We manage to find parking in the street behind the baths, which has parking meters. We have enough coins for two hours. A man walks past and explains in English that our car is parked in the wrong direction and we could get fined. In Paris, all that matters is having a ticket!
We opt for a private cubicle for two for a total of 10,200 forints (about 34 euro) which is already quite expensive. We’re given a plastic watch each and told to go to the second gate on the right. There our watches which contain an electronic chip are scanned and we go through a turnstile.
We follow a very long and winding corridor up and down stairs until we find ourselves in an area with private changing cubicles.

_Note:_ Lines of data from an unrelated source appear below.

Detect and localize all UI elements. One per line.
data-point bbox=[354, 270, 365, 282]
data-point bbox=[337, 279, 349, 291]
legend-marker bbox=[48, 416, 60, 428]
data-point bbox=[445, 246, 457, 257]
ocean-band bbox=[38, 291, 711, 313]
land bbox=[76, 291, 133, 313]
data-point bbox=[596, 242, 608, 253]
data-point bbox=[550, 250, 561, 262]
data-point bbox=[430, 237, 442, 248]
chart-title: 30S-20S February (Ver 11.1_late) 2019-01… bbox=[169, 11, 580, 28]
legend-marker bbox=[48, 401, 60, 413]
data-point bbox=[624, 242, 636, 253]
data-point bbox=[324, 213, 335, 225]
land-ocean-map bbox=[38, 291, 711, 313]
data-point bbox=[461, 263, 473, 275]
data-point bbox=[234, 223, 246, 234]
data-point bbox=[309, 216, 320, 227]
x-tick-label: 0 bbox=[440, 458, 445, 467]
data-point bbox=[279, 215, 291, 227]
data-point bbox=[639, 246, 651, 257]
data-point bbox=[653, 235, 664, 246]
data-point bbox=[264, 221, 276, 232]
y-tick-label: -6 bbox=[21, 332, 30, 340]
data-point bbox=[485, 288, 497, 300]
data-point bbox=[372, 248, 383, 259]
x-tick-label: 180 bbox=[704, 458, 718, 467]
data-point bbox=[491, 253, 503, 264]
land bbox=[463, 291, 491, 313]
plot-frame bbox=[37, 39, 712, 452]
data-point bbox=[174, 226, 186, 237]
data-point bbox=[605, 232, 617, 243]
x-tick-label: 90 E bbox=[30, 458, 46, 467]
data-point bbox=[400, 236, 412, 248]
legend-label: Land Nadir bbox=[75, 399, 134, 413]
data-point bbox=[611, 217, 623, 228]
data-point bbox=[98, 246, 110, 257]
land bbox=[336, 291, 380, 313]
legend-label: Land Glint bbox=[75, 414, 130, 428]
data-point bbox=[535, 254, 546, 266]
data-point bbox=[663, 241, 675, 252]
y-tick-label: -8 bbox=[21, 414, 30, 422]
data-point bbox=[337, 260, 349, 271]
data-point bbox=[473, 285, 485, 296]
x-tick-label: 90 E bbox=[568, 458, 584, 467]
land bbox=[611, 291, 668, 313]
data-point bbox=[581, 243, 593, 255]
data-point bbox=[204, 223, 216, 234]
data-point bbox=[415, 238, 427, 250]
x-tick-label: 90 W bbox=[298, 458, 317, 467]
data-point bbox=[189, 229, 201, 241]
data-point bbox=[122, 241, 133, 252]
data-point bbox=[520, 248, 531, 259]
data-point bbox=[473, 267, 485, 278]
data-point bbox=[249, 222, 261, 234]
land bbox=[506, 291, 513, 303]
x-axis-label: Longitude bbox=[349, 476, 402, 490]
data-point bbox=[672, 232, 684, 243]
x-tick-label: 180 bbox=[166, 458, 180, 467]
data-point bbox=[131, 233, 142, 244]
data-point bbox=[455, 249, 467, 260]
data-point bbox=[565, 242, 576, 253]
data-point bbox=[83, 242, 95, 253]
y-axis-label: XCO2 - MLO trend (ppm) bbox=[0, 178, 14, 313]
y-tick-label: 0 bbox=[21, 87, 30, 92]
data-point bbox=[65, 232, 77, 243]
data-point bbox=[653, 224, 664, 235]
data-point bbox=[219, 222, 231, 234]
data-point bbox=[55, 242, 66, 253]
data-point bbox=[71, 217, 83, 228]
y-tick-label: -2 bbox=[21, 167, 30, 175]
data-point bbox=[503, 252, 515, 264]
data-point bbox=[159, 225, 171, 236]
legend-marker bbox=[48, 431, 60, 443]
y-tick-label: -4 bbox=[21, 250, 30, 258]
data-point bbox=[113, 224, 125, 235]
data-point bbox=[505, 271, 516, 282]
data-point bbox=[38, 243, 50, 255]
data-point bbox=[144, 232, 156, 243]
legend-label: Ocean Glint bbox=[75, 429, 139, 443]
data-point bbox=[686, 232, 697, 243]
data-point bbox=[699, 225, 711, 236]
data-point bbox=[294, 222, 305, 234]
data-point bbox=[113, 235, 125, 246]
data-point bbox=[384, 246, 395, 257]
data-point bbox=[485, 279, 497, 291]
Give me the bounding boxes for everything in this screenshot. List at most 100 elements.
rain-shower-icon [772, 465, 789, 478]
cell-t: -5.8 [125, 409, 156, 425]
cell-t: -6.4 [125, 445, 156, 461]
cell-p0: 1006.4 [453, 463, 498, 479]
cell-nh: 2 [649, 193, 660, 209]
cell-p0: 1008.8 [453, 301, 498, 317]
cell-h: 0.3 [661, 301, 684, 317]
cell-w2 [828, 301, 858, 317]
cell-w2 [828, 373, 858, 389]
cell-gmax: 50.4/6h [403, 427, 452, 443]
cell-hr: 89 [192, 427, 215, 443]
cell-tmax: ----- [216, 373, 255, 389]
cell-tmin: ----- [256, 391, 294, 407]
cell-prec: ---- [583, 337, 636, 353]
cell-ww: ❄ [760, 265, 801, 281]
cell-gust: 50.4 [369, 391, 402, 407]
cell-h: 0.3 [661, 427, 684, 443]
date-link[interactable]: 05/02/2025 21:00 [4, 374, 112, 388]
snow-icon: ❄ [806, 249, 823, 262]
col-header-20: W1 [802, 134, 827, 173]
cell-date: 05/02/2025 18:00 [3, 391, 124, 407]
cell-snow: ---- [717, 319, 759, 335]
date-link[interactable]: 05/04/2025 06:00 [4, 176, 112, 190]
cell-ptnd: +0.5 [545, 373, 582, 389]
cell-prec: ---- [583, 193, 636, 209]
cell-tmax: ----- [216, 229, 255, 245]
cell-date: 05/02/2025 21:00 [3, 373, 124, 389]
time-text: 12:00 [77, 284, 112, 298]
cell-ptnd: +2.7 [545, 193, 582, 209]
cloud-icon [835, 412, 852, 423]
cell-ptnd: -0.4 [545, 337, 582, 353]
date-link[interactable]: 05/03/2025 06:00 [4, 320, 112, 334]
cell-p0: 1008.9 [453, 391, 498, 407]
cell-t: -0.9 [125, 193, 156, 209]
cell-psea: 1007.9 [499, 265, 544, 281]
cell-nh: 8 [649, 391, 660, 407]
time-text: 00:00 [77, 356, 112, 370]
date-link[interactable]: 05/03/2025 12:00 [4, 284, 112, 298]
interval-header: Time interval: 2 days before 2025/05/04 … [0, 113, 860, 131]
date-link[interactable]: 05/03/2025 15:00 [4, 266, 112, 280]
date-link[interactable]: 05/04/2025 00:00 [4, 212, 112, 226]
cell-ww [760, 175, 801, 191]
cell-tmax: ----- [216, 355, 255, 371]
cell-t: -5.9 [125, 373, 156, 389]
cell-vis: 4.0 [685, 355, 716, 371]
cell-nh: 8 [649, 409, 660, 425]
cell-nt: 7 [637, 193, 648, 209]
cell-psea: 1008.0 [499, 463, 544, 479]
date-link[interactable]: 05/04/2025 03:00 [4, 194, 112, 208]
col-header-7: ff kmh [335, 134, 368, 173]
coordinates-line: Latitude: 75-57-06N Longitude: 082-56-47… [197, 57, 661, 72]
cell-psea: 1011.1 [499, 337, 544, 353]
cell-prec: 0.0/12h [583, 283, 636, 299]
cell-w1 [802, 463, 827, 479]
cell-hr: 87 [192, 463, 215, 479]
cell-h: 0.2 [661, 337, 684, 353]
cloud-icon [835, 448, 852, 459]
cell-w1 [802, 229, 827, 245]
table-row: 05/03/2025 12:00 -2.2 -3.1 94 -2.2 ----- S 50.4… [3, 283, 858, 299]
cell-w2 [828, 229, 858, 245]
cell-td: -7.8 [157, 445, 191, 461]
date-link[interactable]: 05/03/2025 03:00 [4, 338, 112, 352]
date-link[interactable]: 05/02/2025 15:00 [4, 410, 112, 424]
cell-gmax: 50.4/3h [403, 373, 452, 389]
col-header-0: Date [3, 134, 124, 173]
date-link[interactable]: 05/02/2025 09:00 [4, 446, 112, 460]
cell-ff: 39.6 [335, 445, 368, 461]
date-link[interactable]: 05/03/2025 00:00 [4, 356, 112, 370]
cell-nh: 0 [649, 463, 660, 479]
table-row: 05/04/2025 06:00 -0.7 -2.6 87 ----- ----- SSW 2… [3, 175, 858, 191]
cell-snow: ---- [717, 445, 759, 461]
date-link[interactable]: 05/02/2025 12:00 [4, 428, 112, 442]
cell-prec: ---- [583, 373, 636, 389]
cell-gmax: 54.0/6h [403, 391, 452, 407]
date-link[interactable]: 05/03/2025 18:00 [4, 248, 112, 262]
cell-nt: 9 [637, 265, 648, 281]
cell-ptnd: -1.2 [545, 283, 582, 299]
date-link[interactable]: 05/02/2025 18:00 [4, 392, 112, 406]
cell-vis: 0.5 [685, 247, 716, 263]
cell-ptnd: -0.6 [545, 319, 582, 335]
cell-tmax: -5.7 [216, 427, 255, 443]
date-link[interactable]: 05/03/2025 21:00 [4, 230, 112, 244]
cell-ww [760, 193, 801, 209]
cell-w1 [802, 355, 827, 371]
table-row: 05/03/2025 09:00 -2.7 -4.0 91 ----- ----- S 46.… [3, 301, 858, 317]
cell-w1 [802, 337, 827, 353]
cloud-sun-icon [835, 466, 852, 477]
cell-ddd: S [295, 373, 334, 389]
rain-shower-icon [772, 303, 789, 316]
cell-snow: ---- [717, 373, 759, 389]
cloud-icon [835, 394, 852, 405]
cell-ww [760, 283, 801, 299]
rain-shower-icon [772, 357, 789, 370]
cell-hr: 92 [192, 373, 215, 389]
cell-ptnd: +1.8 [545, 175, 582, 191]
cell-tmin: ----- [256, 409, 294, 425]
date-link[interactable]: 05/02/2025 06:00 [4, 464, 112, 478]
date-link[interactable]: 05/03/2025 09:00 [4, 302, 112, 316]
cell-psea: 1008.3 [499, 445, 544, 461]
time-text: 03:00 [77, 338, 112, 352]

A lady takes my watch and holds it up in front of a cubicle identifier and tells me it’s number 134.
The cubicles are actually very small but I’m reassured to see there is wire-netting above and I can leave my valuables there without having to worry about theft. We have to leave by separate doors but join up again outside.
There is a large pool in the middle at 26°C and a smaller one on the far side at 36°C. The air temperature has dropped to about 21°C and the sky is now overcast. The pool is lovely and warm. A group of American teenage girls decide to try out the very cold tub next to us. Just watching them is dissuasive. The Hungarians remain stoic.
After a while, we get out and go to the larger pool. It’s feels very cold compared to the 36° and we have to swim to keep warm. We’ve soon had enough and think it’s time to go. I’m convinced the same pools must exist inside so we go searching.
And they do. A few more corridors take us to the main inside pool. This time, I wear goggles and cap so I can swim properly. I do the first length and start swimming back again. There is pratically no one in the pool. Someone grabs my arm. I eventually realise what the man is trying to tell me. You won’t believe this but the direction in which you are supposed to swim is AROUND the pool and not up and down!
There is a smaller 36° pool so we try that for a while then get out. We can’t find the showers so we go back to our cubicle and get dressed. We make it back to the car just in time.
Great big fat raindrops start falling and don’t stop for about another hour by which time we are back in our hotel, having stopped off on the way at Auchan (one of France’s most popular hypermarkets!) to buy some tokai wine, cheese, tomatoes and bread for dinner.
However, I have to say that I much preferred the wonderful spa experience we had, quite by accident, in Switzerland a couple of years ago near Lake Constance. There were ten or so baths at different temperatures with lots of whirlpools and even one with rapids. We felt really great when we finally got out.